Voters may see changes in how elections are run
Friday, April 15, 2005 | 9:30 a.m.
CARSON CITY -- Elections will look a little different under a list of bills that received initial approval Thursday.
The Assembly Elections, Procedures, Ethics and Constitutional Amendments Committee also voted to tighten up some state ethics laws in response to several recent accusations against public officials.
"It's horrible to go knock on a door and somebody says, 'Oh, you're one of those,' " said the committee's chairwoman, Assemblywoman Ellen Koivisto, D-Las Vegas. "I think I've been straight and upright, but we're all tarred with the same brush."
One of the biggest changes in elections would be a shift in the primary election date from the first Tuesday in September to the third Tuesday in June.
Proponents argued it would give voters more time to focus on the more critical general election.
And, in another major shift, candidates running for local government positions in Clark County could opt to list their political party on ballots. Right now, the races are non-partisan.
Many candidates already put their political parties on signs or mail pieces, Assemblyman Marcus Conklin, D-Las Vegas, said.
"It's a transient population, and in many cases these people haven't even met their elected representative," he said. "The only way they can know them or have some sense of identity with them is to have a party to affiliate with them."

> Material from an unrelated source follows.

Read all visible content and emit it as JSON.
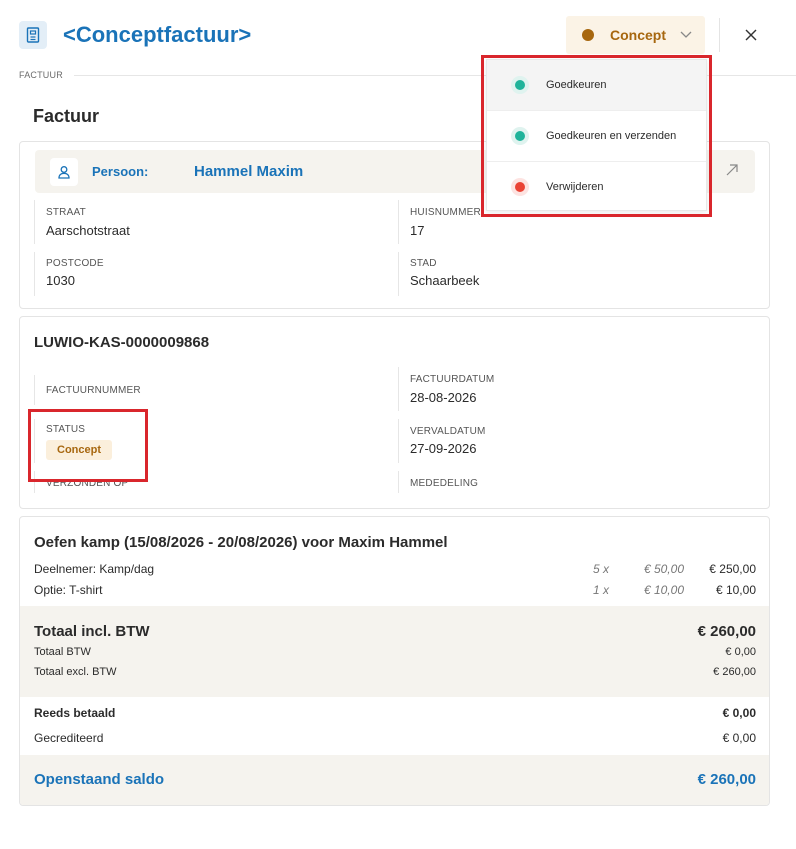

Reacting in response to charges last election that partisan groups accepted voter registration forms from people and then tore them up, the committee also voted to put better tracking numbers on voter registration forms.
County officials were unable to track the forms last year because clerks distributed so many to groups that were not required to turn them back in.
"That would be an enormous help to us," Clark County Registrar Larry Lomax said.
Dealing with ethics, the committee originally discussed some tight measures, including a law to prohibit public officials from accepting an aggregate of more than $50 in gifts from people who could be looking for political favor.
Legislators said the measure could become complicated. A Nevada farm, for example, sends legislators a bag of potatoes each year, and legislators worried the bags could eventually add up to more than $50.
Another provision would have prohibited public officials from voting on any measure that could possibly affect them personally.
Right now, officials must disclose any potential conflicts, but they can vote if the law will not affect them any differently than other people involved in the issue.
Legislative Counsel Brenda Erdoes testified that the bill could get complicated, and said she would advise anyone who asked her whether to vote on an issue to abstain simply because they had some doubt.
Instead, legislators tightened up enforcement of a law that treats officials differently if they "willfully" violate ethics laws.
The controversy came up last year when Controller Kathy Augustine was impeached but found not to have willfully violated state ethics laws.
The panel also voted to require all elected officials to take ethics training from the Nevada Ethics Commission within the first six months of their tenure.
"Now you're not going to be able to claim, 'I didn't know,' " Conklin said. "You will have had bona fide training on state ethics laws on what you are and aren't allowed to do."
New legislators already go through that training, but Assemblywoman Sharron Angle, R-Reno, who voted against the bill, said she's concerned the crackdown on ethics laws will discourage people from running for office because they will feel the laws are designed to trap them.
"People are just going to say, 'It's not worth the price,' " Angle said. "I don't think we're going to get quality people even wanting to represent the state or run for office."
The measures will now go to the Assembly floor.